A Kinsuka, les pêcheurs s’organisent pour moderniser leur métier

Installée à Nganda Lita depuis 1953 sur le site de Kinsuka pêcheur, commune de Ngaliema, la communauté des pêcheurs du lieu projette de s’organiser. L’objectif est d’améliorer les conditions de vie et de travail dans leur milieu. C’est le vœux exprimé début juin par Masiga Gasu, président des pêcheurs de Nganda Lita.

Cette déclaration est, certes, l’expression d’un ras-le-bol collectif des membres de sa communauté. Dans ce cadre, son premier souci et d’amener tous les pêcheurs et membres de sa communauté d’accepter de vendre aux mêmes prix tous les types de poisson qu’ils offrent aux consommateurs afin d’établir un rapport qualité/prix acceptable par tous.

Interrogé sur leur activité principale, à savoir : la pêche, Eddy Luande, vice-président de la communauté des pêcheurs de Kinsuka, a affirmé que la plupart d’entre eux ont ouvert des comptes bancaires dans les institutions bancaires de la place, une manière pour eux de penser avenir face aux aléas et autres cas imprévus.
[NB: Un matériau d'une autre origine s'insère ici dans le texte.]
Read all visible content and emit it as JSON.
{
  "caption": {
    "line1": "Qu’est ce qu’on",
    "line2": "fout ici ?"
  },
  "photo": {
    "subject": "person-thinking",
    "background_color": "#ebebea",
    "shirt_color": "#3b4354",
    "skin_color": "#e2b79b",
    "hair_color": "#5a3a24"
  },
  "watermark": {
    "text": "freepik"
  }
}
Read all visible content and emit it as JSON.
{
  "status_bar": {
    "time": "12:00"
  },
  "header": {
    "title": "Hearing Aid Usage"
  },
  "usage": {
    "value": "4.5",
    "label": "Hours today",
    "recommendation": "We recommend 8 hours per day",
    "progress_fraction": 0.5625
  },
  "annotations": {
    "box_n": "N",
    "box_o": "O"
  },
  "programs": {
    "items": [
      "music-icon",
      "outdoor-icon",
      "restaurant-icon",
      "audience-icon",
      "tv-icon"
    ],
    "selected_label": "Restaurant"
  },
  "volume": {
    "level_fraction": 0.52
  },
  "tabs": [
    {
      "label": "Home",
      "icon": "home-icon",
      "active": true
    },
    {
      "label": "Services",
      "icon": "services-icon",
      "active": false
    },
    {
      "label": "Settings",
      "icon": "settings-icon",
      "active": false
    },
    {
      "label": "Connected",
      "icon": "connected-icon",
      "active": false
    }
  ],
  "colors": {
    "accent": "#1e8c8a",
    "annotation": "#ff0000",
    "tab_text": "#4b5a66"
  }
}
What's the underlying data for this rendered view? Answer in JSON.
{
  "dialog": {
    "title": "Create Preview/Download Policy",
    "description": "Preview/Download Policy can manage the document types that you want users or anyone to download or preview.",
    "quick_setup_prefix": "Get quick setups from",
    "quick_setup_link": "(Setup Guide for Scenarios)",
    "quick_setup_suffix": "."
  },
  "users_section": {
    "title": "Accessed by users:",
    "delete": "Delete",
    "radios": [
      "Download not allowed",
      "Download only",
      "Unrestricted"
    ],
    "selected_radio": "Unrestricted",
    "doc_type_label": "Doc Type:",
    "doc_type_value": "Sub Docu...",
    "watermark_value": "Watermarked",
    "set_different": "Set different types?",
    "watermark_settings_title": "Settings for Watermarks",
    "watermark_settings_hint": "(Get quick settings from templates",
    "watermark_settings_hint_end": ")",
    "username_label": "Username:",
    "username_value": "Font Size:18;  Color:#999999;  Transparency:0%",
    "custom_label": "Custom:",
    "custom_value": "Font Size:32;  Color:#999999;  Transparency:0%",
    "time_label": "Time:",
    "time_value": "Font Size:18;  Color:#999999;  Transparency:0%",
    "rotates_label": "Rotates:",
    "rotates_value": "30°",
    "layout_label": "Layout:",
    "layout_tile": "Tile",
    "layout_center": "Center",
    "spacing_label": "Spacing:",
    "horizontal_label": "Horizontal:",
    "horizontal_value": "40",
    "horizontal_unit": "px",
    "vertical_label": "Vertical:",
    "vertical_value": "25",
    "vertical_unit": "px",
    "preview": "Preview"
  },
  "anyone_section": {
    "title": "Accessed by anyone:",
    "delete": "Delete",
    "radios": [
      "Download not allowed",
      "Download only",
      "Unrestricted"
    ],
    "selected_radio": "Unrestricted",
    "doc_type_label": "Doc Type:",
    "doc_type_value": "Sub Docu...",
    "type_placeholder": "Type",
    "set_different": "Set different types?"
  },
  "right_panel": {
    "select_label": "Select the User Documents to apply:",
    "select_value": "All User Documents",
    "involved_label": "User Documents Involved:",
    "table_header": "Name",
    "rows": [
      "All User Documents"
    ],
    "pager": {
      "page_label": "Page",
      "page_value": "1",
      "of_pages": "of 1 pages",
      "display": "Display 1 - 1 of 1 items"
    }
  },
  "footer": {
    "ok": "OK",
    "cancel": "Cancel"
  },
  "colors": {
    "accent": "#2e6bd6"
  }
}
Au cours de l’entretien, le président des pêcheurs du campement Nganda Lita a déploré plusieurs difficultés dans l’exercice de leur métier. Il s’agit notamment de l’absence de matériels de pêche de qualité, de même que le caractère artisanal de leur métier qui souffre du manque de professionnalisme. Il a relevé aussi l’absence de technologie moderne dans la capture et la conservation des poissons. Raison pour laquelle, entre octobre et décembre de chaque année, il se produit souvent une rupture de stock de poissons pour la consommation. A cette période de l’année caractérisée par l’abondance d’eau du fleuve, les pêcheurs frôlent la famine consécutive à la baisse d’activité.

Enfin, le président Mayasi Gasu déplore le fait que les membres de sa communauté s’adonnent à la spéculation. Chacun fixe son prix sur base des critères subjectifs. Compte tenu de toutes ces difficultés, il projette de soumettre ces doléances aux autorités municipales de la commune de Ngaliema.